I am inclined to agree with Wolfgang on this in general. However, it can sometimes happen that senior scholars don’t fully appreciate the career stage of being a junior scholar. Here, it may make sense for you to try for the best journal you can and risk getting rejected as not a good fit. I think there is a distinction between getting rejected for fit and quality. It is not clear if this is being fully considered.

You might try negotiating in one of two ways: you could propose that you spend a week working toward the deadline and see if you get far enough that he agrees you will be able to produce a quality manuscript. And/or you could propose sending it to some third party for a “friendly review” and recommendation on which of the journals to try for. Basically, I would recommend you get to work (rather than make accusations) and the “winner” of this argument will become self-revealing.


I see no reason to think that anything unethical is happening here. I'm not saying you are definately wrong, these things do happen, but I see no reason to think this is the likely explaination. Unless you have other evidence, i'd be very careful about saying anything to anyone else about these accusations, as you risk turning what is now a slightly irritable difference of opinions into a major breakdown of your relationship with an importnant source of support.
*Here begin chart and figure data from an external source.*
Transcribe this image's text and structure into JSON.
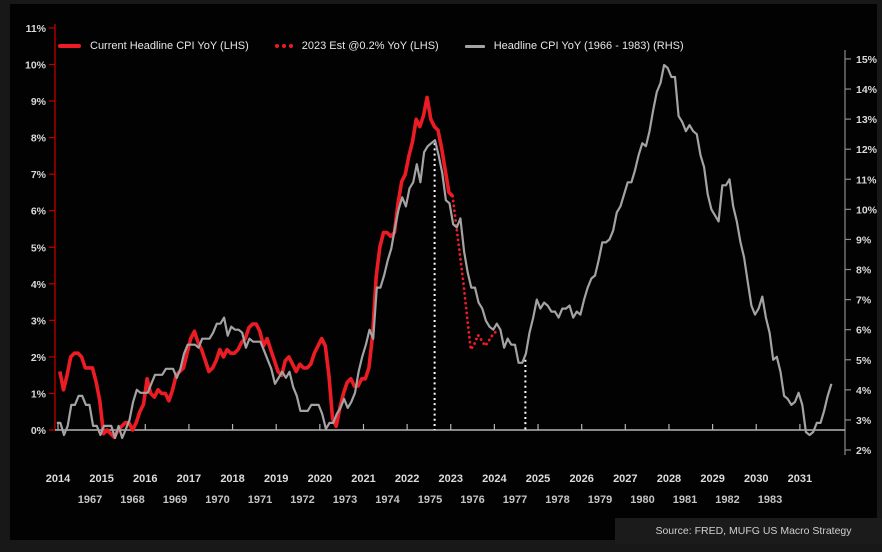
{
  "legend": [
    {
      "label": "Current Headline CPI YoY (LHS)",
      "marker": "red-dash"
    },
    {
      "label": "2023 Est @0.2% YoY (LHS)",
      "marker": "red-dots"
    },
    {
      "label": "Headline CPI YoY (1966 - 1983) (RHS)",
      "marker": "gray-dash"
    }
  ],
  "source": {
    "text": "Source: FRED, MUFG US Macro Strategy"
  },
  "colors": {
    "background": "#020202",
    "page_margin": "#181818",
    "red_line": "#ec1c24",
    "left_spine": "#c00000",
    "gray_line": "#a3a3a3",
    "right_spine": "#8c8c8c",
    "baseline": "#b5b5b5",
    "vline_dotted": "#ffffff",
    "tick_text": "#d9d9d9"
  },
  "chart_data": {
    "type": "line",
    "title": "",
    "grid": false,
    "legend_position": "top-left",
    "left_axis": {
      "range": [
        0,
        11
      ],
      "ticks_pct": [
        0,
        1,
        2,
        3,
        4,
        5,
        6,
        7,
        8,
        9,
        10,
        11
      ],
      "label_suffix": "%"
    },
    "right_axis": {
      "range": [
        2,
        15
      ],
      "ticks_pct": [
        2,
        3,
        4,
        5,
        6,
        7,
        8,
        9,
        10,
        11,
        12,
        13,
        14,
        15
      ],
      "label_suffix": "%"
    },
    "x_axis": {
      "primary_years": [
        2014,
        2015,
        2016,
        2017,
        2018,
        2019,
        2020,
        2021,
        2022,
        2023,
        2024,
        2025,
        2026,
        2027,
        2028,
        2029,
        2030,
        2031
      ],
      "secondary_years": [
        1967,
        1968,
        1969,
        1970,
        1971,
        1972,
        1973,
        1974,
        1975,
        1976,
        1977,
        1978,
        1979,
        1980,
        1981,
        1982,
        1983
      ]
    },
    "series": [
      {
        "name": "Current Headline CPI YoY (LHS)",
        "axis": "left",
        "style": "solid",
        "color": "#ec1c24",
        "width": 3.6,
        "start_year": 2014,
        "start_month": 1,
        "monthly_yoy_pct": [
          1.6,
          1.1,
          1.5,
          2.0,
          2.1,
          2.1,
          2.0,
          1.7,
          1.7,
          1.7,
          1.3,
          0.8,
          -0.1,
          0.0,
          -0.1,
          -0.2,
          0.0,
          0.1,
          0.2,
          0.2,
          0.0,
          0.2,
          0.5,
          0.7,
          1.4,
          1.0,
          0.9,
          1.1,
          1.0,
          1.0,
          0.8,
          1.1,
          1.5,
          1.6,
          1.7,
          2.1,
          2.5,
          2.7,
          2.4,
          2.2,
          1.9,
          1.6,
          1.7,
          1.9,
          2.2,
          2.0,
          2.2,
          2.1,
          2.1,
          2.2,
          2.4,
          2.5,
          2.8,
          2.9,
          2.9,
          2.7,
          2.3,
          2.5,
          2.2,
          1.9,
          1.6,
          1.5,
          1.9,
          2.0,
          1.8,
          1.6,
          1.8,
          1.7,
          1.7,
          1.8,
          2.1,
          2.3,
          2.5,
          2.3,
          1.5,
          0.3,
          0.1,
          0.6,
          1.0,
          1.3,
          1.4,
          1.2,
          1.2,
          1.4,
          1.4,
          1.7,
          2.6,
          4.2,
          5.0,
          5.4,
          5.4,
          5.3,
          5.4,
          6.2,
          6.8,
          7.0,
          7.5,
          7.9,
          8.5,
          8.3,
          8.6,
          9.1,
          8.5,
          8.3,
          8.2,
          7.7,
          7.1,
          6.5,
          6.4
        ]
      },
      {
        "name": "2023 Est @0.2% YoY (LHS)",
        "axis": "left",
        "style": "dotted",
        "color": "#ec1c24",
        "width": 2.8,
        "start_year": 2023,
        "start_month": 1,
        "monthly_yoy_pct": [
          6.4,
          5.6,
          4.8,
          4.0,
          3.1,
          2.2,
          2.35,
          2.6,
          2.45,
          2.3,
          2.45,
          2.6,
          2.7
        ]
      },
      {
        "name": "Headline CPI YoY (1966 - 1983) (RHS)",
        "axis": "right",
        "style": "solid",
        "color": "#a3a3a3",
        "width": 2.2,
        "start_year": 1966,
        "start_month": 4,
        "monthly_yoy_pct": [
          2.9,
          2.9,
          2.5,
          2.8,
          3.5,
          3.5,
          3.8,
          3.8,
          3.5,
          3.5,
          2.8,
          2.8,
          2.5,
          2.8,
          2.8,
          2.8,
          2.4,
          2.8,
          2.4,
          2.7,
          3.0,
          3.6,
          4.0,
          3.9,
          3.9,
          3.9,
          4.2,
          4.5,
          4.5,
          4.5,
          4.7,
          4.7,
          4.7,
          4.4,
          4.7,
          5.2,
          5.5,
          5.5,
          5.5,
          5.4,
          5.7,
          5.7,
          5.7,
          5.9,
          6.2,
          6.2,
          6.4,
          5.8,
          6.1,
          6.0,
          6.0,
          5.9,
          5.4,
          5.7,
          5.6,
          5.6,
          5.6,
          5.3,
          5.0,
          4.7,
          4.2,
          4.4,
          4.6,
          4.4,
          4.6,
          4.1,
          3.8,
          3.3,
          3.3,
          3.3,
          3.5,
          3.5,
          3.5,
          3.2,
          2.7,
          2.9,
          2.9,
          3.2,
          3.4,
          3.7,
          3.4,
          3.6,
          3.9,
          4.6,
          5.1,
          5.5,
          6.0,
          5.7,
          7.4,
          7.4,
          7.8,
          8.3,
          8.7,
          9.4,
          10.0,
          10.4,
          10.1,
          10.7,
          10.9,
          11.5,
          10.9,
          11.9,
          12.1,
          12.2,
          12.3,
          11.8,
          11.2,
          10.3,
          10.2,
          9.5,
          9.4,
          9.7,
          8.6,
          7.9,
          7.4,
          7.4,
          6.9,
          6.7,
          6.3,
          6.1,
          6.0,
          6.2,
          6.0,
          5.4,
          5.7,
          5.5,
          5.5,
          4.9,
          4.9,
          5.2,
          5.9,
          6.4,
          7.0,
          6.7,
          6.9,
          6.8,
          6.6,
          6.6,
          6.4,
          6.7,
          6.7,
          6.8,
          6.4,
          6.6,
          6.5,
          7.0,
          7.4,
          7.7,
          7.8,
          8.3,
          8.9,
          8.9,
          9.0,
          9.3,
          9.9,
          10.1,
          10.5,
          10.9,
          10.9,
          11.3,
          11.8,
          12.2,
          12.1,
          12.6,
          13.3,
          13.9,
          14.2,
          14.8,
          14.7,
          14.4,
          14.4,
          13.1,
          12.9,
          12.6,
          12.8,
          12.6,
          12.5,
          11.8,
          11.4,
          10.5,
          10.0,
          9.8,
          9.6,
          10.8,
          10.8,
          11.0,
          10.1,
          9.6,
          8.9,
          8.4,
          7.6,
          6.8,
          6.5,
          6.7,
          7.1,
          6.4,
          5.9,
          5.0,
          5.1,
          4.6,
          3.8,
          3.7,
          3.5,
          3.6,
          3.9,
          3.5,
          2.6,
          2.5,
          2.6,
          2.9,
          2.9,
          3.3,
          3.8,
          4.2
        ]
      }
    ],
    "annotations": {
      "vlines_dotted_white": [
        {
          "x_year_primary": 2022.63,
          "top_value_rhs": 12.2
        },
        {
          "x_year_primary": 2024.71,
          "top_value_rhs": 5.0
        }
      ]
    }
  }
}
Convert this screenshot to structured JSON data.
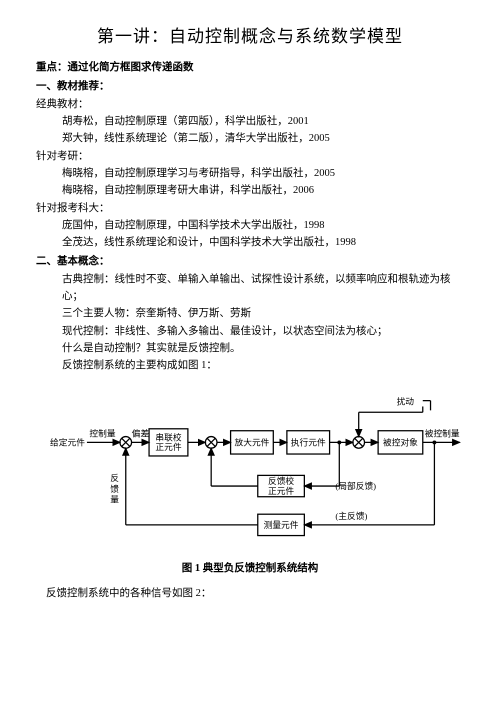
{
  "title": "第一讲：自动控制概念与系统数学模型",
  "emphasis": "重点：通过化简方框图求传递函数",
  "sec1_header": "一、教材推荐：",
  "sec1": {
    "l1": "经典教材：",
    "l2": "胡寿松，自动控制原理（第四版），科学出版社，2001",
    "l3": "郑大钟，线性系统理论（第二版），清华大学出版社，2005",
    "l4": "针对考研：",
    "l5": "梅晓榕，自动控制原理学习与考研指导，科学出版社，2005",
    "l6": "梅晓榕，自动控制原理考研大串讲，科学出版社，2006",
    "l7": "针对报考科大：",
    "l8": "庞国仲，自动控制原理，中国科学技术大学出版社，1998",
    "l9": "全茂达，线性系统理论和设计，中国科学技术大学出版社，1998"
  },
  "sec2_header": "二、基本概念：",
  "sec2": {
    "l1": "古典控制：线性时不变、单输入单输出、试探性设计系统，以频率响应和根轨迹为核心；",
    "l2": "三个主要人物：奈奎斯特、伊万斯、劳斯",
    "l3": "现代控制：非线性、多输入多输出、最佳设计，以状态空间法为核心；",
    "l4": "什么是自动控制？其实就是反馈控制。",
    "l5": "反馈控制系统的主要构成如图 1："
  },
  "diagram": {
    "bg": "#ffffff",
    "stroke": "#000000",
    "strokeWidth": 1.3,
    "font": "SimSun, serif",
    "fontsize_block": 9,
    "fontsize_label": 9,
    "arrowFill": "#000000",
    "labels": {
      "given": "给定元件",
      "ctrlqty": "控制量",
      "err": "偏差",
      "serial": "串联校正元件",
      "amp": "放大元件",
      "exec": "执行元件",
      "plant": "被控对象",
      "outqty": "被控制量",
      "disturb": "扰动",
      "fbcomp": "反馈校正元件",
      "localfb": "(局部反馈)",
      "meas": "测量元件",
      "mainfb": "(主反馈)",
      "fbqty": "反馈量"
    }
  },
  "caption": "图 1    典型负反馈控制系统结构",
  "after": "反馈控制系统中的各种信号如图 2："
}
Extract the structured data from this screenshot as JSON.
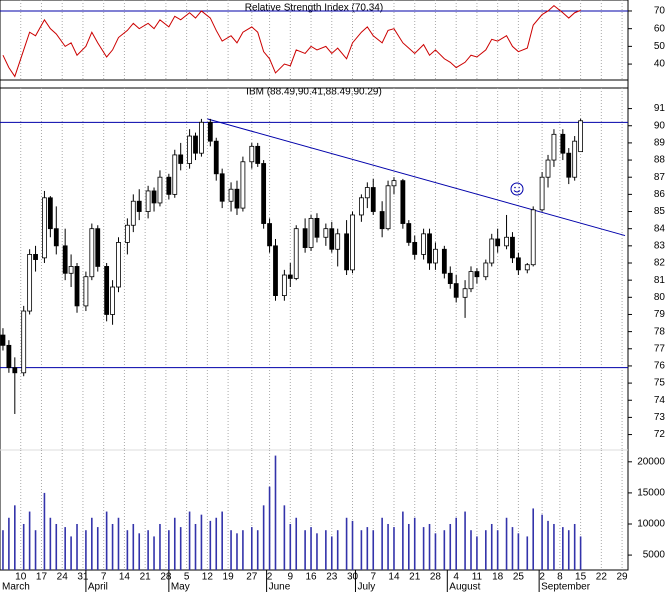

I agree with others. If this journal really is a "top" journal, there is no way you can write a paper in 3 weeks. I say it takes at least 3 months to pull a paper together for a glam journal.

For the fit, I guess it would be possible to do a pre-submission enquirey as to fit. Paritcularly if you already have some professional connection to the editor in charge.

Re-review is a real problem. You don't want to just chuck something in on the off-chance as at best you are burning the people best qualified to judge the work as potential reviewers.